Trustees on the hook
Beyond the purported effects on companies and individual shareholders, Burgess reveals members of SMSFs are more likely to notice an impact as they often use franking credits as an income strategy and substantial source of revenue.
“Franking credits are very attractive to superannuation members and in particular self-managed superannuation fund members in the pension phase who are not paying any tax. It’s a very important source of income in retirement and it’s very effective for superannuation funds because they only pay a maximum tax rate of 15 per cent,” he explains.
“And if they’ve got members in the pension phase, they’re not paying any tax. So the refund of franking credits enables funds to firstly reduce their tax if they were paying tax, and if they’re not paying any tax, to bolster the income retirement of members.”
To support this view he cited a University of Adelaide study performed in conjunction with the SMSF Association earlier this year that showed SMSF members in the pension phase exhibit a strong inclination towards investing heavily in Australian equities. He suggests SMSF members may need to re-evaluate their investment strategies if Schedule 5 is implemented as it currently stands if the benefit of receiving franking credits plays a part in their Australian equities bias.
“To the extent these SMSF members have investments in small to medium-sized private companies, they may need to begin to reassess what impact this amendment could potentially have on the income that the fund will receive, particularly for those funds that have members in the pension phase,” he advises.

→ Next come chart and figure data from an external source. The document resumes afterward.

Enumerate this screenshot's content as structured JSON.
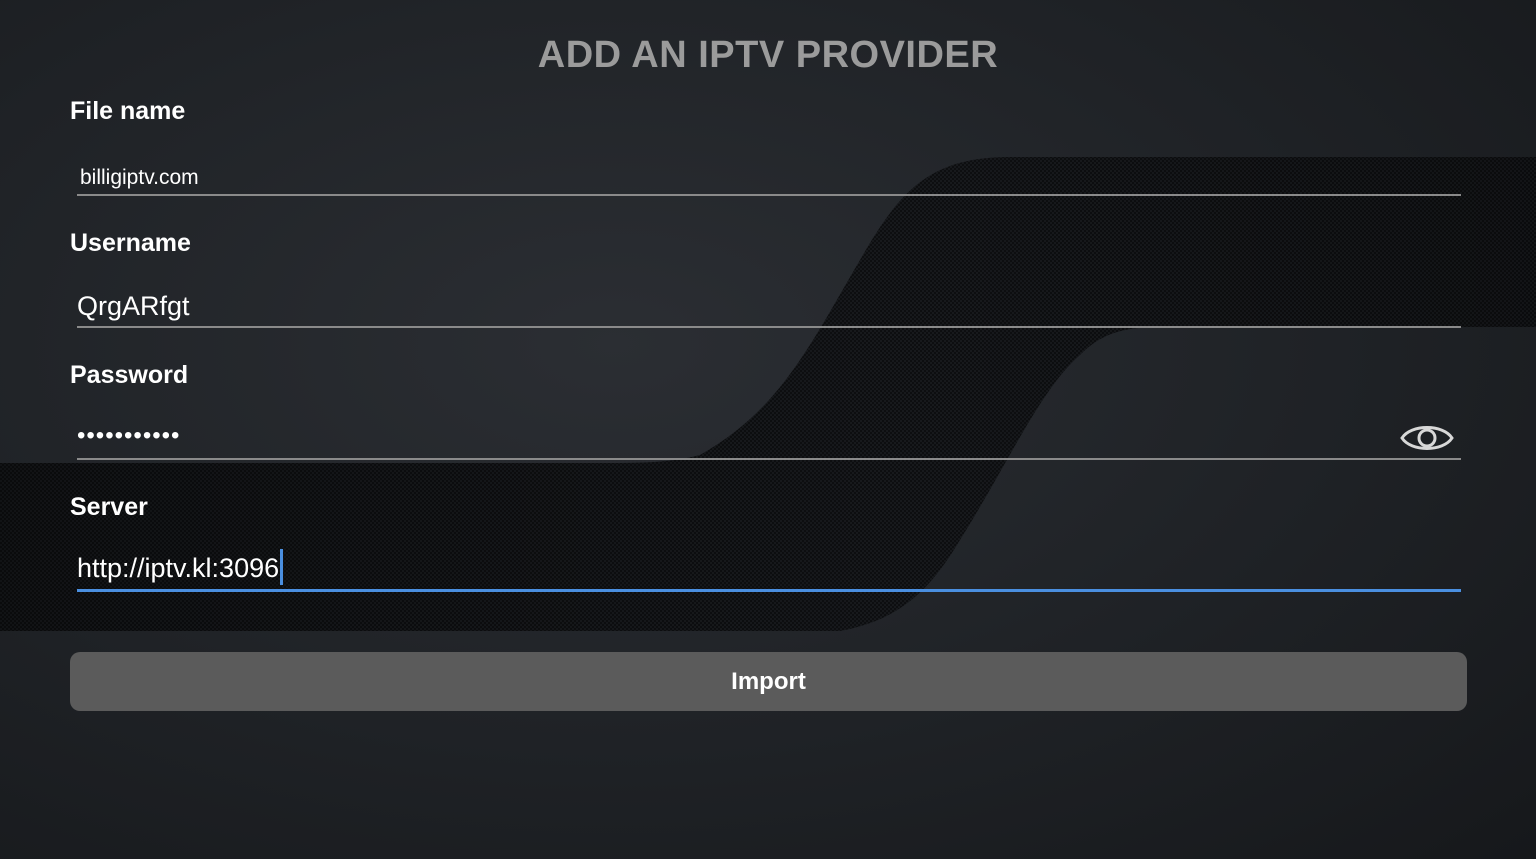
{
  "header": {
    "title": "ADD AN IPTV PROVIDER"
  },
  "form": {
    "file_name": {
      "label": "File name",
      "value": "billigiptv.com"
    },
    "username": {
      "label": "Username",
      "value": "QrgARfgt"
    },
    "password": {
      "label": "Password",
      "value": "•••••••••••",
      "toggle_icon": "eye-icon"
    },
    "server": {
      "label": "Server",
      "value": "http://iptv.kl:3096"
    }
  },
  "actions": {
    "import_label": "Import"
  },
  "colors": {
    "background": "#1f2226",
    "title": "#9b9b9b",
    "underline": "#8a8a8a",
    "active_underline": "#4a8fe0",
    "button": "#5b5b5b"
  }
}
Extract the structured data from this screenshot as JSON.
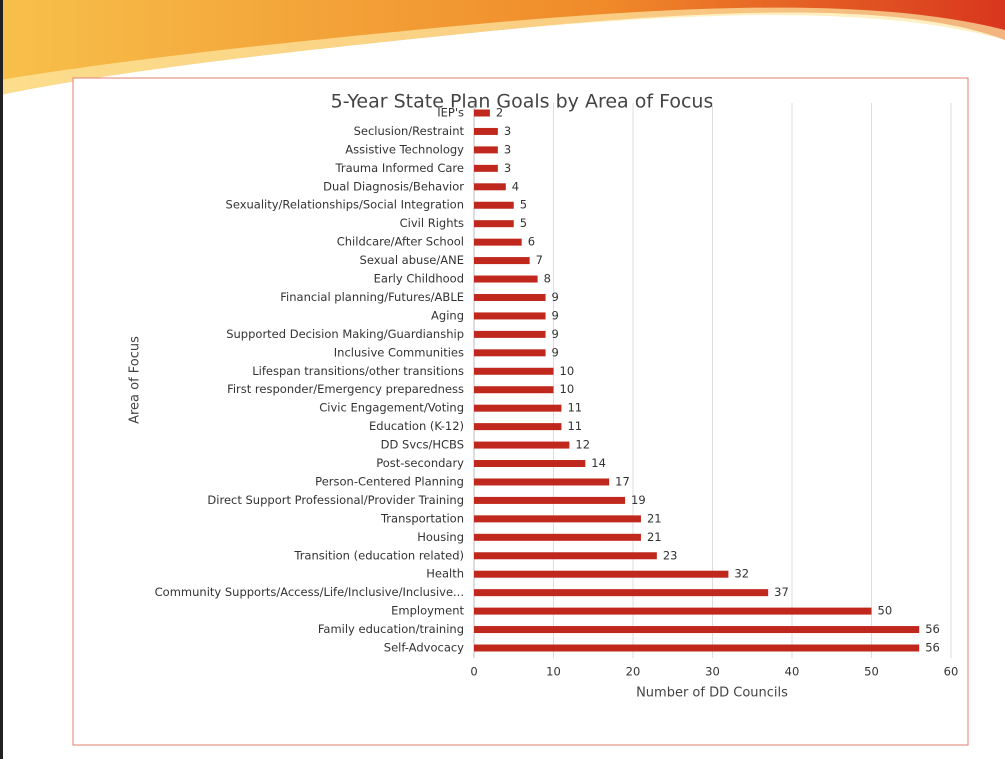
{
  "chart_data": {
    "type": "bar",
    "orientation": "horizontal",
    "title": "5-Year State Plan Goals by Area of Focus",
    "x_label": "Number of DD Councils",
    "y_label": "Area of Focus",
    "categories": [
      "IEP's",
      "Seclusion/Restraint",
      "Assistive Technology",
      "Trauma Informed Care",
      "Dual Diagnosis/Behavior",
      "Sexuality/Relationships/Social Integration",
      "Civil Rights",
      "Childcare/After School",
      "Sexual abuse/ANE",
      "Early Childhood",
      "Financial planning/Futures/ABLE",
      "Aging",
      "Supported Decision Making/Guardianship",
      "Inclusive Communities",
      "Lifespan transitions/other transitions",
      "First responder/Emergency preparedness",
      "Civic Engagement/Voting",
      "Education (K-12)",
      "DD Svcs/HCBS",
      "Post-secondary",
      "Person-Centered Planning",
      "Direct Support Professional/Provider Training",
      "Transportation",
      "Housing",
      "Transition (education related)",
      "Health",
      "Community Supports/Access/Life/Inclusive/Inclusive...",
      "Employment",
      "Family education/training",
      "Self-Advocacy"
    ],
    "values": [
      2,
      3,
      3,
      3,
      4,
      5,
      5,
      6,
      7,
      8,
      9,
      9,
      9,
      9,
      10,
      10,
      11,
      11,
      12,
      14,
      17,
      19,
      21,
      21,
      23,
      32,
      37,
      50,
      56,
      56
    ],
    "color": "#c0281e",
    "xlim": [
      0,
      60
    ],
    "xticks": [
      0,
      10,
      20,
      30,
      40,
      50,
      60
    ],
    "grid": true
  }
}
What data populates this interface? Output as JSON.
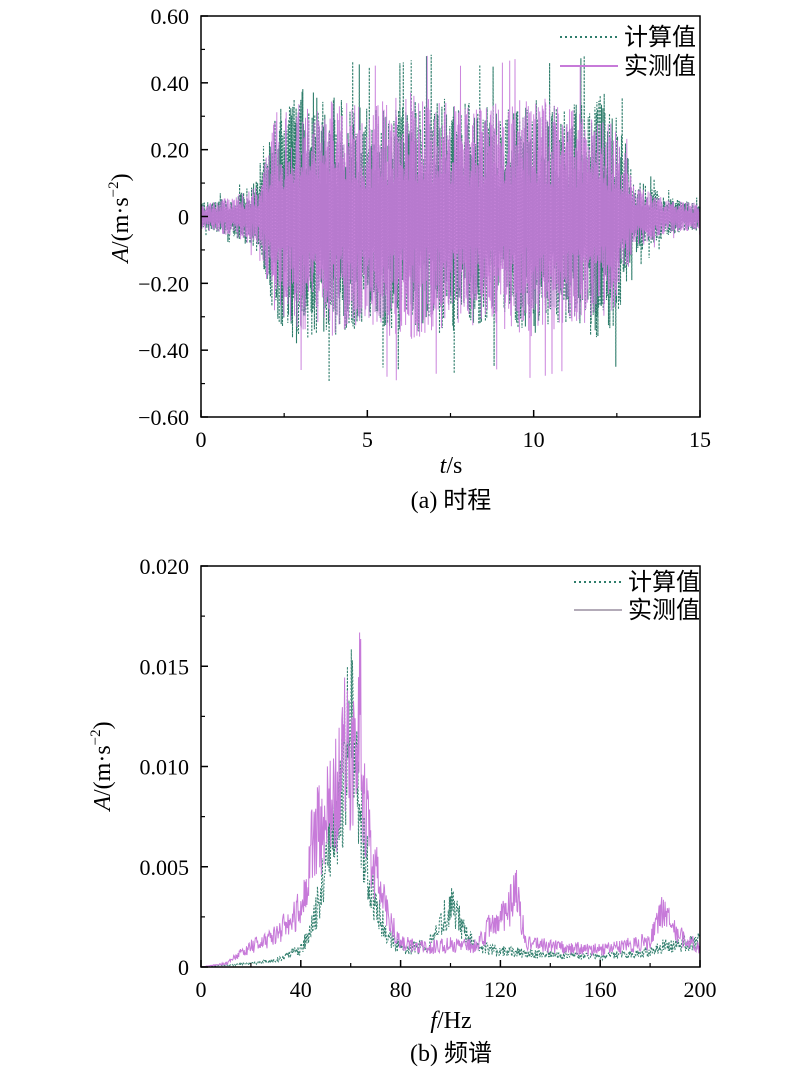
{
  "colors": {
    "calc": "#2e7d6b",
    "meas": "#c77ad9",
    "axis": "#000000"
  },
  "chart_data": [
    {
      "type": "line",
      "caption": "(a) 时程",
      "xlabel_var": "t",
      "xlabel_unit": "/s",
      "ylabel_var": "A",
      "ylabel_unit": "/(m·s",
      "ylabel_exp": "−2",
      "ylabel_close": ")",
      "xlim": [
        0,
        15
      ],
      "ylim": [
        -0.6,
        0.6
      ],
      "xticks": [
        0,
        5,
        10,
        15
      ],
      "xtick_labels": [
        "0",
        "5",
        "10",
        "15"
      ],
      "yticks": [
        0.6,
        0.4,
        0.2,
        0,
        -0.2,
        -0.4,
        -0.6
      ],
      "ytick_labels": [
        "0.60",
        "0.40",
        "0.20",
        "0",
        "−0.20",
        "−0.40",
        "−0.60"
      ],
      "legend_position": "top-right",
      "series": [
        {
          "name": "计算值",
          "style": "dotted",
          "envelope_x": [
            0,
            1,
            1.8,
            2.2,
            3,
            4,
            5,
            6,
            7,
            8,
            9,
            10,
            11,
            12,
            12.5,
            13,
            14,
            15
          ],
          "envelope_amp": [
            0.04,
            0.06,
            0.12,
            0.3,
            0.4,
            0.36,
            0.33,
            0.34,
            0.36,
            0.34,
            0.33,
            0.35,
            0.33,
            0.38,
            0.33,
            0.12,
            0.06,
            0.04
          ],
          "max_abs": 0.51
        },
        {
          "name": "实测值",
          "style": "solid",
          "envelope_x": [
            0,
            1,
            1.8,
            2.2,
            3,
            4,
            5,
            6,
            7,
            8,
            9,
            10,
            11,
            12,
            12.5,
            13,
            14,
            15
          ],
          "envelope_amp": [
            0.04,
            0.06,
            0.1,
            0.32,
            0.34,
            0.36,
            0.32,
            0.38,
            0.35,
            0.33,
            0.34,
            0.36,
            0.34,
            0.32,
            0.28,
            0.1,
            0.05,
            0.04
          ],
          "max_abs": 0.49
        }
      ]
    },
    {
      "type": "line",
      "caption": "(b) 频谱",
      "xlabel_var": "f",
      "xlabel_unit": "/Hz",
      "ylabel_var": "A",
      "ylabel_unit": "/(m·s",
      "ylabel_exp": "−2",
      "ylabel_close": ")",
      "xlim": [
        0,
        200
      ],
      "ylim": [
        0,
        0.02
      ],
      "xticks": [
        0,
        40,
        80,
        120,
        160,
        200
      ],
      "xtick_labels": [
        "0",
        "40",
        "80",
        "120",
        "160",
        "200"
      ],
      "yticks": [
        0.02,
        0.015,
        0.01,
        0.005,
        0
      ],
      "ytick_labels": [
        "0.020",
        "0.015",
        "0.010",
        "0.005",
        "0"
      ],
      "legend_position": "top-right",
      "series": [
        {
          "name": "计算值",
          "style": "dotted",
          "x": [
            0,
            10,
            20,
            30,
            40,
            45,
            50,
            55,
            58,
            60,
            62,
            65,
            70,
            75,
            80,
            90,
            95,
            98,
            100,
            102,
            105,
            110,
            120,
            125,
            130,
            140,
            160,
            180,
            185,
            200
          ],
          "y": [
            0,
            0.0001,
            0.0002,
            0.0004,
            0.001,
            0.0025,
            0.006,
            0.0085,
            0.012,
            0.0162,
            0.011,
            0.0075,
            0.0035,
            0.0018,
            0.0011,
            0.0012,
            0.002,
            0.0032,
            0.0035,
            0.0032,
            0.0022,
            0.0012,
            0.0009,
            0.0009,
            0.0008,
            0.0007,
            0.0006,
            0.0009,
            0.0012,
            0.0015
          ]
        },
        {
          "name": "实测值",
          "style": "solid",
          "x": [
            0,
            10,
            20,
            30,
            40,
            45,
            50,
            55,
            58,
            60,
            62,
            64,
            65,
            70,
            75,
            80,
            90,
            100,
            110,
            118,
            122,
            125,
            127,
            130,
            140,
            160,
            180,
            185,
            190,
            200
          ],
          "y": [
            0,
            0.0002,
            0.0012,
            0.0018,
            0.0035,
            0.0075,
            0.0085,
            0.0105,
            0.0135,
            0.012,
            0.0125,
            0.0155,
            0.0095,
            0.0055,
            0.0028,
            0.0015,
            0.0011,
            0.0013,
            0.0012,
            0.0028,
            0.003,
            0.004,
            0.0043,
            0.0015,
            0.0012,
            0.001,
            0.0015,
            0.0032,
            0.002,
            0.0012
          ]
        }
      ]
    }
  ]
}
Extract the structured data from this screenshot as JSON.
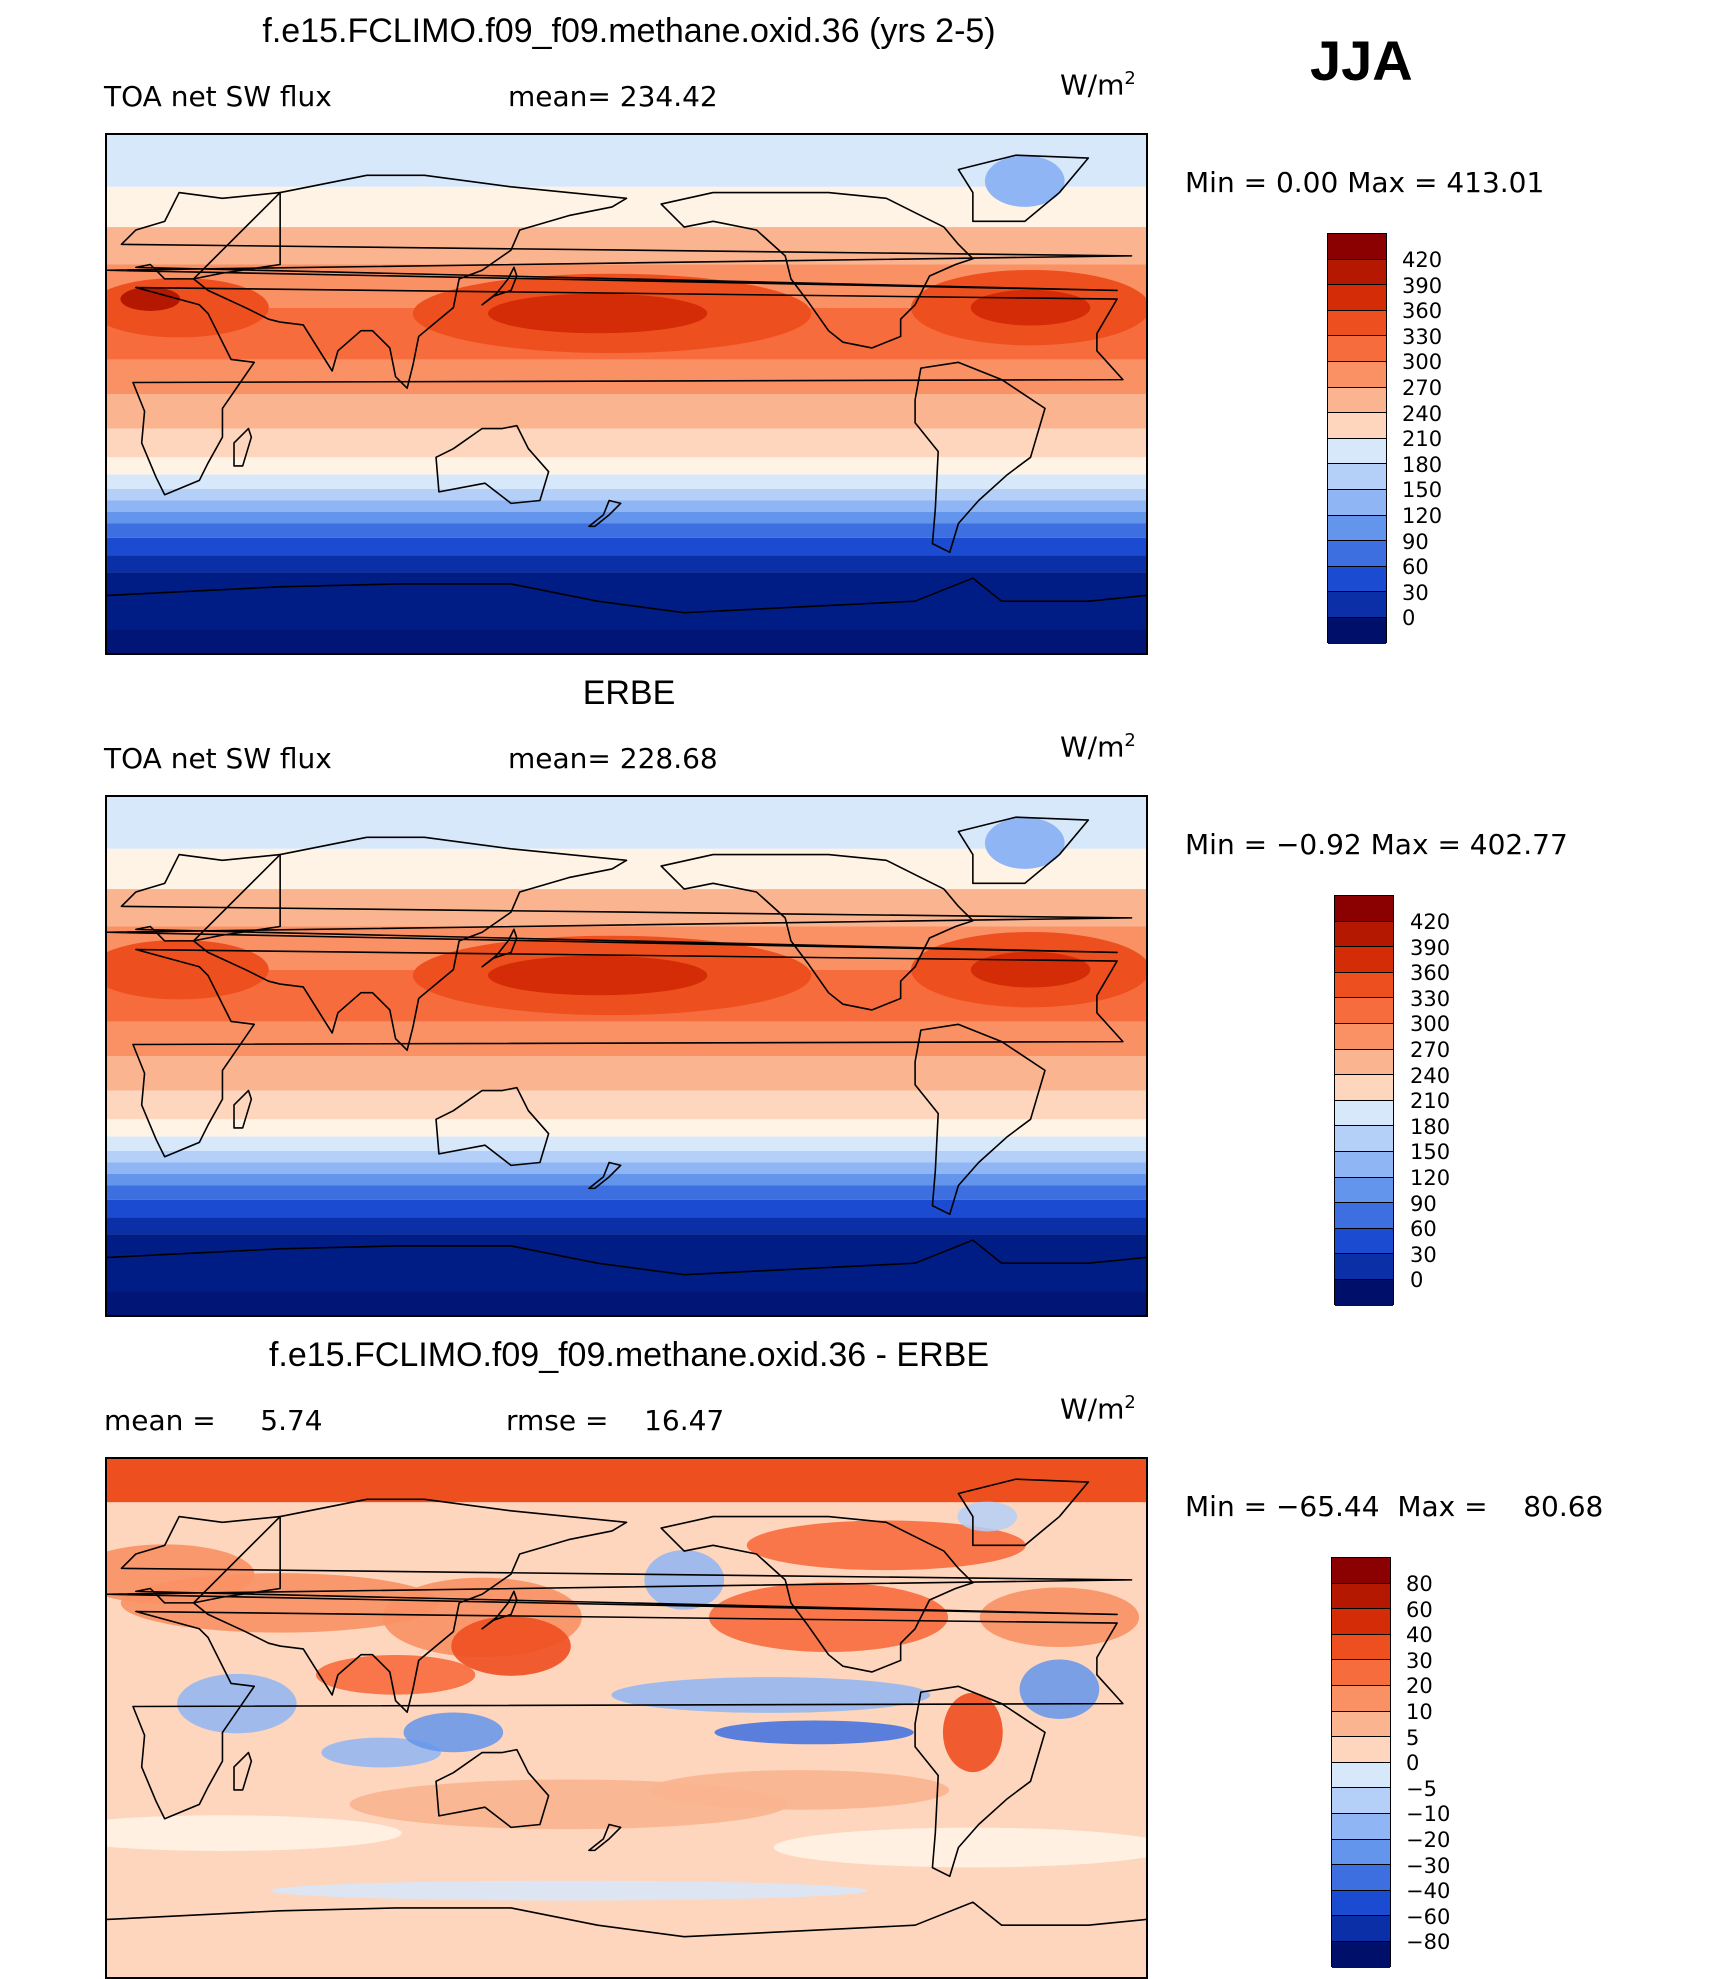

“Funds may hold in their portfolio some small to medium-sized private companies, which don’t have a track record of paying regular dividends and are reinvesting to grow. These types of investments are going to potentially become riskier with the implementation of these amendments.
“So there may need to be some assessment made on what is the likely impact on the fund’s income and we believe that’s another unintended consequence. We don’t think these amendments should be discriminating against those types of companies.”
Worth the risk?
Some have questioned whether the measure is worth the potential pitfalls as Senate forward estimates reveal the government is likely to generate $10 million a year from the initiative.
“It’s interesting the measure kind of goes under the radar because it’s only got a $10 million forward estimate per revenue generator. So it feels like it’s a non-issue. It doesn’t feel like much versus Schedule 4, which was put forward as part of the budget process in October last year at $550 million,” Hamilton reveals.
Drenth too questions the merit of implementing a measure that extends far beyond the intended resolution of the original issue and believes the risks outweigh the benefits.
“There’s nothing inherently bad about paying your dividends out and franking credits to shareholders. I would say you should be able manage your capital however you desire. You should be able to capital raise and you should be able to borrow,” he notes.
“There’s a feeling policymakers have had for the last 30 years where they recognise there’s a flow through from the companies to the individual shareholders, but they don’t want too much to flow through.
“So if that’s seen as a mischief, then that mischief is still there. I would argue it’s not a mischief at all. Is $10 million a year really worth upending the capital markets in this way? I wouldn’t think so.
“Schedule 5 should really be abandoned altogether. For $10 million a year, it doesn’t seem worth it to create all of this uncertainty.”
Currently the exact form of the measure remains uncertain and its fate in parliament is yet to be determined. No doubt the eyes of the financial services industry will be keenly observing this process, eager to see how the process plays out.